That night she said to her mother: “Mama, do you realize that the front of our store is the only thing on Hill Street that hasn’t changed during the past four years?”
“What do you mean?” asked Elizabeth Spellman, asperity in the tones of her voice, on the lines of her face.
“I mean,” said Mahala, “that one of these new inset fronts with show windows that you look in as you walk back to the doors and a fresh coat of paint, and new sign lettering, would help a whole lot to make the front of our store look more like that new one across the street.”

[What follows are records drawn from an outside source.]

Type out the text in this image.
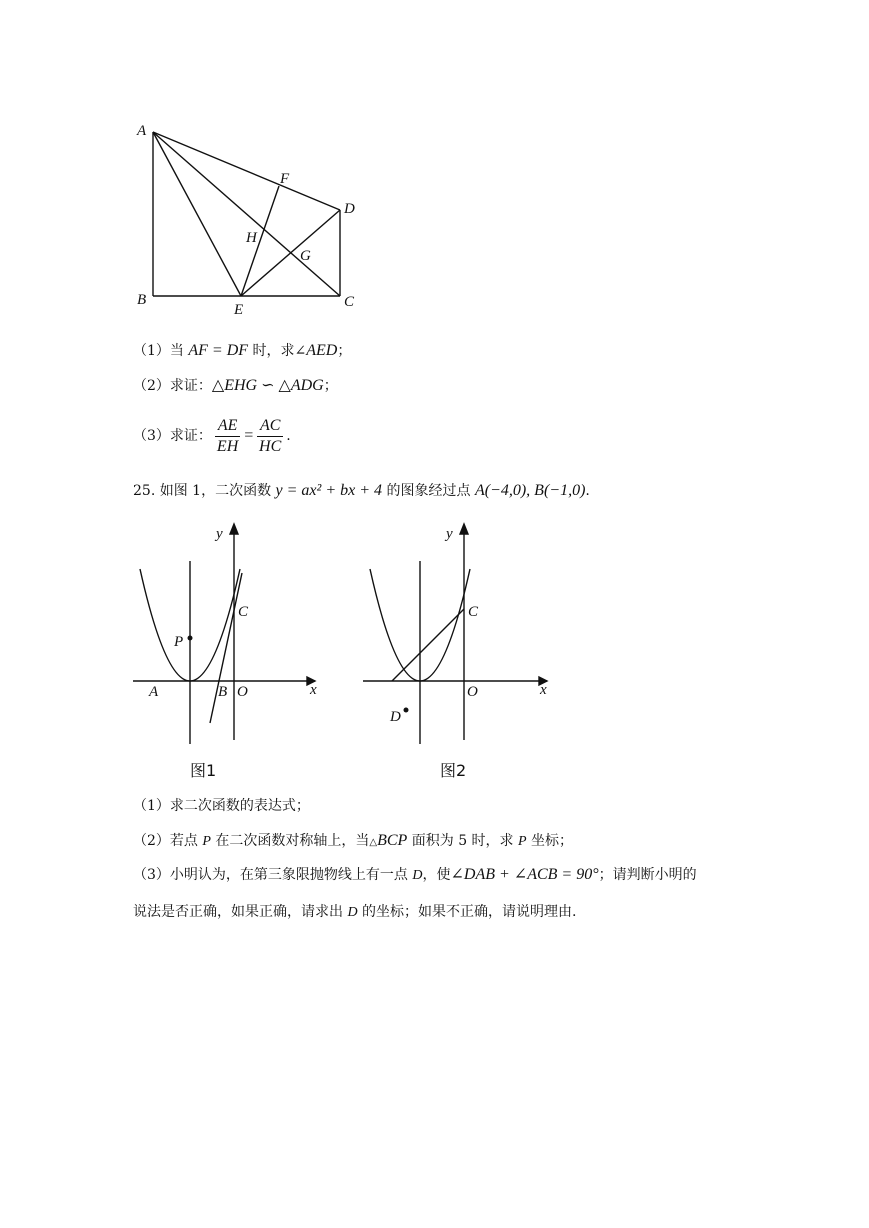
A
B	C
D
E
F
G
H
（1）当 AF = DF 时，求∠AED；
（2）求证：△EHG ∽ △ADG；
（3）求证： $\frac{AE}{EH} = \frac{AC}{HC}$ .
25. 如图 1，二次函数 y = ax² + bx + 4 的图象经过点 A(−4,0), B(−1,0).
y
x
O
A	B
C
P
图1
y
x
O
C
D
图2
（1）求二次函数的表达式；
（2）若点 P 在二次函数对称轴上，当△BCP 面积为 5 时，求 P 坐标；
（3）小明认为，在第三象限抛物线上有一点 D，使∠DAB + ∠ACB = 90°；请判断小明的
说法是否正确，如果正确，请求出 D 的坐标；如果不正确，请说明理由.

“You haven’t thought of anything new or original,” said Elizabeth. “Your father and I have realized this and we have talked it over several times. The high-class goods that he buys have got to be sold for a price that will make him a reasonable profit. He cannot lower rates like those cheap cut-throats that started up opposite him. He doesn’t think that he can afford the changes he would like to make, much as you would like to see him make them.”
“I don’t know,” said Mahala, “but that it would be a good thing to sacrifice something else and make those changes. You know how down and out Peter Potter was when Jason Peters quit school and went in with him and made things hum. He began with fresh paint and ended with a fine new store. Since they put up that new corner building, just look how everything has gone with them. I think they are doing twice the business of any other grocery in town right now, and I think it’s Jason Peters’s brain that’s at the back of most of it. Every one has come to look for the signs that are posted fresh in their windows nearly every morning. This morning one window was full of food that no one could see without a watering mouth, and the other window was full of the most attractive lamps and a display of every kind of soap you ever imagined, with a big sign reading: ‘Let us feed you, soap you, light you, and love you.’ You needn’t tell me Peter Potter did that.”
“It would be a good deal better,” said Mrs. Spellman, “if Peter Potter would put some check on that youngster. He’s too cheeky. Imagine him sticking up a sign announcing that he’ll ‘love’ us!”
Mahala giggled: “It isn’t supposed to be Jason who’s saying that. It’s supposed to be Peter Potter’s business. Isn’t it conceivable that Peter might be trying to express his love for his fellow men by giving them clean, wholesome food and the conveniences of life at a reasonable price?”
“Oh, yes, it’s conceivable,” granted Elizabeth, “but it’s unthinkable.”
Mahala laughed outright.
“Mother,” she said, “you are becoming absolutely profound.”